DotNet and Mysql on Cloud Foundry Platform

Ravi Jagannathan
5 min readFeb 26, 2017

--

In this article we will push a basic DotNet app onto Cloud Foundry (CF) and bind it to a Mysql service. We will take a look at how the platform makes it easy to create and deploy apps faster with backing services {mysql here}.

So this is a DotNet classic codebase.. different than DotNet core.

For how they are different.. read this and look at the section Comparison with .NET Framework.

First, you will need a Cloud Foundry developer account which will allow’s you to provision a Mysql service.

Your instance of CF should have a Windows Diego cell where this app will get deployed.

Next, clone this repo https://github.com/reagul/DotNetMysqlPCFStarter

You will also need cloud foundry cli on you machine. Get it here.

Let’s login to our account with CF cli like this. Replace [ ] with your URL.

$ cf login -a api.[my-cloudfoundry].com
API endpoint: https://api.[my-cloudfoundry].com

Email> [my-email]

Password> [my-password]
Authenticating...
OK

Once logged into your CF account via CF cli, cd into the cloned repo

cd DotNetMysqlPCFStarter

The app has everything you need to use Mysql db service in the cloud, and all we are doing now is to inspect and understand how it uses it once it gets deployed to CF.

Let us look at the manifest file for this app. Manifest is a way to organize parameters needed by CF cli when pushing your code to CF.

---
applications:
- name: env
host: env-${random-word}
memory: 512m
stack: windows2012R2
buildpack: binary_buildpack

The name of the app is env and the host is env-{some random word}. The memory is set to 512 m and the stack is windows2012. We are using binary buildpack. The host param will define the url where it can be accessed.

Cd into ViewEnvironment and type

cf push

CF cli takes your app bits and pushes it to CF. Once it is completely pushed, PCF attempts to start the app. Along the way it creates a URL for the app which you can access on your browser.

Once the app starts in CF, you can access it’s URL and will see something similar to screen grab below. This sample app is reading the environment information accessible to it, and displaying it on home page. The important pieces are current .Net version, bound services { blank for now }, Instance Id { GUID }and instance index { 0 }. If we had scaled it to 2 instance, it would be display index { 0, 1}. So instances index start at 0. Once we bind Mysql service to it, it will start reading it and display more info in the bound services line.

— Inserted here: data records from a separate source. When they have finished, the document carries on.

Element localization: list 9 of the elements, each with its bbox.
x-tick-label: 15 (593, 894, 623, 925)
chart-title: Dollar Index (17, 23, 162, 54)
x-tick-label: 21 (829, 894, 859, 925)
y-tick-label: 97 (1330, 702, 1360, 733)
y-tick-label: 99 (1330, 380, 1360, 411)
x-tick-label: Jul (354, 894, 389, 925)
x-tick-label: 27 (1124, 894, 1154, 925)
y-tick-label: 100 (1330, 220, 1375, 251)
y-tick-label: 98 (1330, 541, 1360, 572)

Wait, what does kill btn do… if you press the red btn here, it will kill this instance and PCF will bring it up again automatically. This is resiliency the PCF platform provides out of the box to your app.

So far so good.. lets bind mysql service to it.

From the marketplace, select Mysql and select the 100mb plan and enter some name and select the app we pushed to PCF named “env” in Bind to app drop down.

Bind Mysql to app

Once we bind mysql, lets re-stage our app from cli. This will make the app recognize new environment vars coming from the mysql service its bound to.

cf restage env

Lets refresh the browser and you will see new details. I went ahead and pressed the Add Attendee and it inserted a record into our new Mysql db that we bound to this app. It displays the dummy record here for us to look at with the Environment vars detail. So at this point it is connected to our mysql backend service and able to insert into and read it back.

So what does the C# code that detects our bound mysql Db look like.. look at CurrentEnvironment.cs . It detects if it finds “p-mysql” in its env vars and then sets the connection strings accordingly { server, port , uid }.

Our app depends on driver dll’s which are defined in the packages.config with this line .

id=”MySql.Data” version=”6.9.8" targetFramework=”net45"

So if you clicked “Add Attendees” button again, it will add the same record into DB and fetch it back. Not really functional but gives you enough idea on how records are inserted into our backing service and read back.

As a developer, you are used to waiting for provisioning web server, databases and other backing services, almost like watching paint dry, while your code is ready but not tested yet. While you are waiting for deployment, you cannot test your app and know it work’s as intended especially with a large codebase which means lots of risk to take on by the Dev teams.

Cloud foundry platform frees developer’s to focus on writing code and allows them to iterate on it, while providing necessary services within the platform. So a developer can push code in small increments and test it almost immediately. This also has the intended effect of pushing iterations faster into test phase, so the QA and Dev teams are almost working in tandem.

For the developer, Cloud Foundry is a Door to productivity. The platform abstracts a lot of details, like logging, security, metrics, resiliency, elastic capacity, and all developer’s have to do is to write and push code, bind into backing services and keep refining their code base.

The same way we used mysql, we could have used Redis, Gemfire and many other services all available through the marketplace.

As a developer you are not waiting for resources anymore and are fee to iterate on code faster. The platform opens up developer agility.

You can also integrate into custom services that you have created and offer it inside the marketplace for others to consume. Thus you can build on reusable services and modular code almost from get-go.